Vemos então um processo de mercantilização do sistema carcerário, que
gera lucros para empresas privadas, que por sua vez, oferecem uma série de
bens e atividades necessárias à detenção. Notamos uma privatização do
encarceramento, cuja "indústria" movimenta até 4 bilhões de dólares ao ano.
Wacquant aponta outro ponto importante: os afro-americanos são maioria
nas prisões, mesmo representando apenas 2% da população. Isso porque bairros
que concentram população negra e latina são considerados mais passíveis de
vigilância. Dessa forma, negros e latinos acabam sendo confinados em
determinados guetos e bairros para maior vigilância e assim, facilmente presos.
Para o autor, essa população é perseguida por uma política social de abandono e
sofre uma agressiva repressão penal e policial. O isolamento de negros aos
brancos não é consequência de uma divergência de conduta e propensão ao
crime, mas do caráter discriminatório do sistema penal e das práticas policiais.
Portanto, o sistema carcerário assume um importante papel no que o autor
chama de "novo governo da miséria" que é de vigiar e controlar as "populações
desviantes e dependentes". Para tanto, o sistema prisional acaba tendo certas
funções que Wacquant nos mostra. Uma delas é a regulação do mercado de
trabalho, como já demonstrado anteriormente, a lógica carcerária retira das ruas
uma massa de desempregado e, por outro lado, gera empregos no setor de bens
e serviços carcerários para empresas de segurança privada. Outra função é a
exclusão de grupos étnicos e a "perpetuação da ordem racial", substituindo os
guetos cuja população é considerada "perigosa". A última função é a
mercantilização da assistência e da prisão, tornando pobres e presos "rentáveis" a
partir de empresas privadas que gerenciam o serviço social do país.
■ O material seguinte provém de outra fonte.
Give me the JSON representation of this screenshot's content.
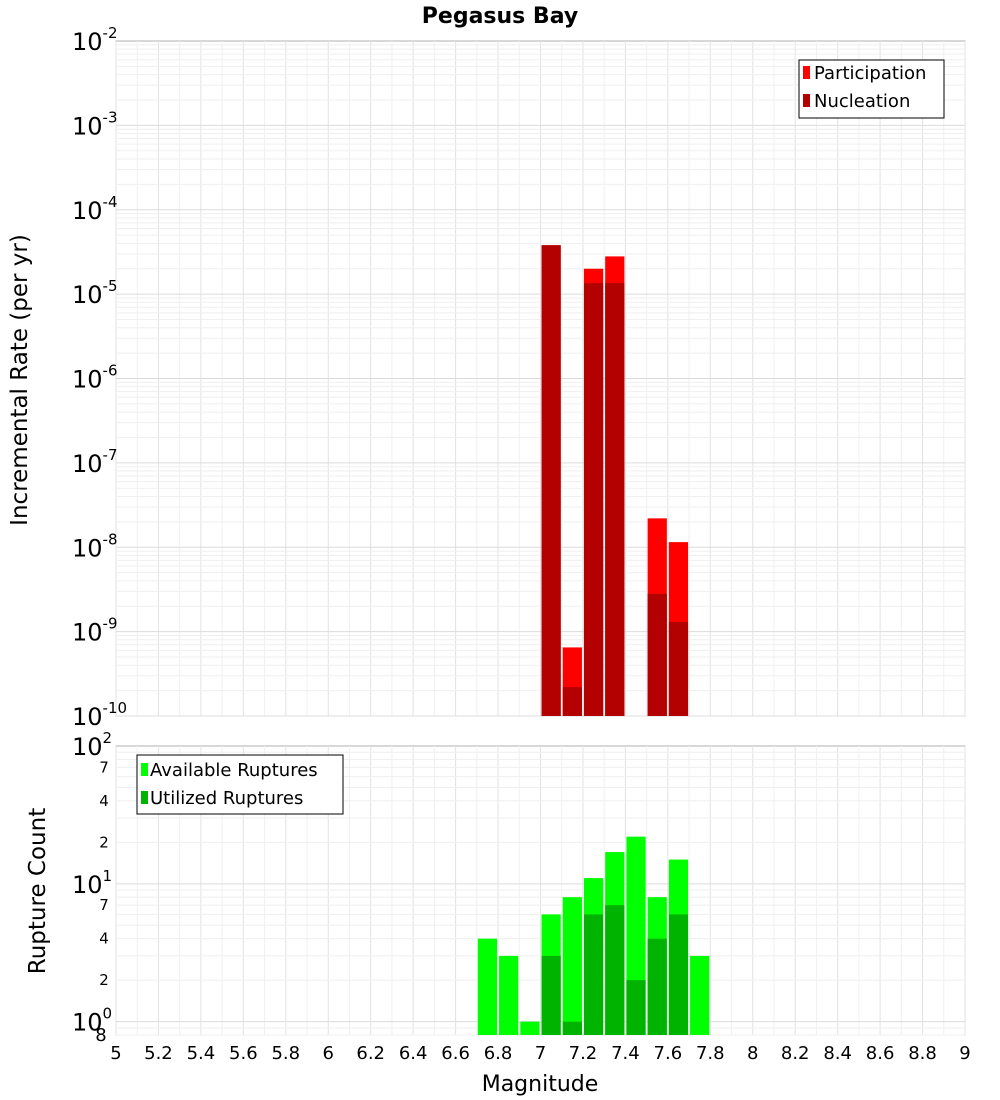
{
  "chart_data": [
    {
      "type": "bar",
      "title": "Pegasus Bay",
      "ylabel": "Incremental Rate (per yr)",
      "xlabel": "Magnitude",
      "yscale": "log",
      "ylim": [
        1e-10,
        0.01
      ],
      "xlim": [
        5,
        9
      ],
      "y_ticks": [
        {
          "base": "10",
          "exp": "-10"
        },
        {
          "base": "10",
          "exp": "-9"
        },
        {
          "base": "10",
          "exp": "-8"
        },
        {
          "base": "10",
          "exp": "-7"
        },
        {
          "base": "10",
          "exp": "-6"
        },
        {
          "base": "10",
          "exp": "-5"
        },
        {
          "base": "10",
          "exp": "-4"
        },
        {
          "base": "10",
          "exp": "-3"
        },
        {
          "base": "10",
          "exp": "-2"
        }
      ],
      "bin_width": 0.1,
      "grid": true,
      "legend": {
        "placement": "top-right"
      },
      "series": [
        {
          "name": "Participation",
          "color": "#ff0000",
          "points": [
            {
              "x": 7.05,
              "y": 3.8e-05
            },
            {
              "x": 7.15,
              "y": 6.5e-10
            },
            {
              "x": 7.25,
              "y": 2e-05
            },
            {
              "x": 7.35,
              "y": 2.8e-05
            },
            {
              "x": 7.55,
              "y": 2.2e-08
            },
            {
              "x": 7.65,
              "y": 1.15e-08
            }
          ]
        },
        {
          "name": "Nucleation",
          "color": "#b30000",
          "points": [
            {
              "x": 7.05,
              "y": 3.8e-05
            },
            {
              "x": 7.15,
              "y": 2.2e-10
            },
            {
              "x": 7.25,
              "y": 1.35e-05
            },
            {
              "x": 7.35,
              "y": 1.35e-05
            },
            {
              "x": 7.55,
              "y": 2.8e-09
            },
            {
              "x": 7.65,
              "y": 1.3e-09
            }
          ]
        }
      ]
    },
    {
      "type": "bar",
      "ylabel": "Rupture Count",
      "xlabel": "Magnitude",
      "yscale": "log",
      "ylim": [
        0.8,
        100
      ],
      "xlim": [
        5,
        9
      ],
      "x_ticks": [
        "5",
        "5.2",
        "5.4",
        "5.6",
        "5.8",
        "6",
        "6.2",
        "6.4",
        "6.6",
        "6.8",
        "7",
        "7.2",
        "7.4",
        "7.6",
        "7.8",
        "8",
        "8.2",
        "8.4",
        "8.6",
        "8.8",
        "9"
      ],
      "y_ticks": [
        {
          "base": "10",
          "exp": "0"
        },
        {
          "base": "10",
          "exp": "1"
        },
        {
          "base": "10",
          "exp": "2"
        }
      ],
      "y_minor_labels": [
        "8",
        "2",
        "4",
        "7",
        "2",
        "4",
        "7"
      ],
      "bin_width": 0.1,
      "grid": true,
      "legend": {
        "placement": "top-left"
      },
      "series": [
        {
          "name": "Available Ruptures",
          "color": "#00ff00",
          "points": [
            {
              "x": 6.75,
              "y": 4
            },
            {
              "x": 6.85,
              "y": 3
            },
            {
              "x": 6.95,
              "y": 1
            },
            {
              "x": 7.05,
              "y": 6
            },
            {
              "x": 7.15,
              "y": 8
            },
            {
              "x": 7.25,
              "y": 11
            },
            {
              "x": 7.35,
              "y": 17
            },
            {
              "x": 7.45,
              "y": 22
            },
            {
              "x": 7.55,
              "y": 8
            },
            {
              "x": 7.65,
              "y": 15
            },
            {
              "x": 7.75,
              "y": 3
            }
          ]
        },
        {
          "name": "Utilized Ruptures",
          "color": "#00b300",
          "points": [
            {
              "x": 7.05,
              "y": 3
            },
            {
              "x": 7.15,
              "y": 1
            },
            {
              "x": 7.25,
              "y": 6
            },
            {
              "x": 7.35,
              "y": 7
            },
            {
              "x": 7.45,
              "y": 2
            },
            {
              "x": 7.55,
              "y": 4
            },
            {
              "x": 7.65,
              "y": 6
            }
          ]
        }
      ]
    }
  ]
}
Wacquant mostra que há tendência em quase todo mundo de seguir o
sistema penitenciário norte-americano, adotando políticas econômicas neoliberais,
retirando o papel social do Estado, fortalecendo o sistema judiciário e punindo as
populações consideradas "supérfluas" que acabam sendo marginalizadas,
desamparadas e assim, encarceradas. Dessa maneira, o espaço público passa a
ser um espaço de repressão e não um ambiente de aprendizagem social.